SERVER-73959 Add option to TaskExecutorCursor to not prefetch next batch

author: Ben Shteinfeld <ben.shteinfeld@mongodb.com> 2023-05-10 20:44:04 +0000
committer: Evergreen Agent <no-reply@evergreen.mongodb.com> 2023-05-10 21:26:03 +0000
commit: 680b65808f905ed796b4afe14c2990fc7d1d1646 (patch)
tree: 54146323c34c3f0d156dde5127c3e4556f672ea7
parent: cf775ff4b185433ec54aba4363905e3b7d924718 (diff)
download: mongo-680b65808f905ed796b4afe14c2990fc7d1d1646.tar.gz
3 files changed, 205 insertions, 15 deletions
diff --git a/src/mongo/executor/task_executor_cursor.cpp b/src/mongo/executor/task_executor_cursor.cpp
index dcbe6e1a945..b44034489c2 100644
--- a/src/mongo/executor/task_executor_cursor.cpp
+++ b/src/mongo/executor/task_executor_cursor.cpp
@@ -254,16 +254,34 @@ void TaskExecutorCursor::_processResponse(OperationContext* opCtx, CursorRespons
     _batch = response.releaseBatch();
     _batchIter = _batch.begin();
 
-    // If we got a cursor id back, pre-fetch the next batch
-    if (_cursorId) {
-        GetMoreCommandRequest getMoreRequest(_cursorId, _ns.coll().toString());
-        getMoreRequest.setBatchSize(_options.batchSize);
-        _runRemoteCommand(_createRequest(opCtx, getMoreRequest.toBSON({})));
+    // If the previous response contained a cursorId and pre-fetching is enabled, schedule the
+    // getMore.
+    if ((_cursorId != kClosedCursorId) && _options.preFetchNextBatch) {
+        _scheduleGetMore(opCtx);
     }
 }
 
+void TaskExecutorCursor::_scheduleGetMore(OperationContext* opCtx) {
+    // The previous response must have returned an open cursor ID.

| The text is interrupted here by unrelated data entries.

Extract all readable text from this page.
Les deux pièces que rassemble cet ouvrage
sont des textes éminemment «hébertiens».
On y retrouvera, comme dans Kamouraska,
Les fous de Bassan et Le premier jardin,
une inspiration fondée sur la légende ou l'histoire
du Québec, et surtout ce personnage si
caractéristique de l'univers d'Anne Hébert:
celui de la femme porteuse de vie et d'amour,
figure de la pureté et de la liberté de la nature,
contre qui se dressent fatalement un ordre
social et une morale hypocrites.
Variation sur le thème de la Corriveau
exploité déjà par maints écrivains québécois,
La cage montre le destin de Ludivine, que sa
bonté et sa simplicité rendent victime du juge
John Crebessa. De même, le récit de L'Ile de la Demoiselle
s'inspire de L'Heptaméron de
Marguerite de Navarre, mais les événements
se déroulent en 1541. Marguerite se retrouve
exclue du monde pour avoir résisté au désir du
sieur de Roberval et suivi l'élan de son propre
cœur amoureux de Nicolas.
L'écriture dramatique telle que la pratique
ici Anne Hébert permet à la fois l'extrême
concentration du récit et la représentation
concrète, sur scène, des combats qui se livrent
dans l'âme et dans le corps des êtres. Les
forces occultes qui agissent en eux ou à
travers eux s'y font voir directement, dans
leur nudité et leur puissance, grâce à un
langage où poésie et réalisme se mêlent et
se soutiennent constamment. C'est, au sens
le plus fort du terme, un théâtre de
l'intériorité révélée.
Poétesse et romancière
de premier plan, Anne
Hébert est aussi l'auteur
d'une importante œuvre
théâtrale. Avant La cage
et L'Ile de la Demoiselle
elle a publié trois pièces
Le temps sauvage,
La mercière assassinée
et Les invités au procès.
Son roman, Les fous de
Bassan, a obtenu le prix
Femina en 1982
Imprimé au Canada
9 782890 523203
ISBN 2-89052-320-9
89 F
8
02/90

+    invariant(_cursorId >= kMinLegalCursorId);
+    // There cannot be an existing in-flight request.
+    invariant(!_cmdState);
+    GetMoreCommandRequest getMoreRequest(_cursorId, _ns.coll().toString());
+    getMoreRequest.setBatchSize(_options.batchSize);
+    _runRemoteCommand(_createRequest(opCtx, getMoreRequest.toBSON({})));
+}
+
 void TaskExecutorCursor::_getNextBatch(OperationContext* opCtx) {
-    invariant(_cmdState, "_getNextBatch() requires an async request to have already been sent.");
+    // If we don't have an in-flight request, schedule one. This will occur when the
+    // 'preFetchNextBatch' option is false.
+    if (!_cmdState) {
+        invariant(!_options.preFetchNextBatch);
+        _scheduleGetMore(opCtx);
+    }
+
+    // There should be an in-flight request at this point, either sent asyncronously when we
+    // processed the previous response or just scheduled.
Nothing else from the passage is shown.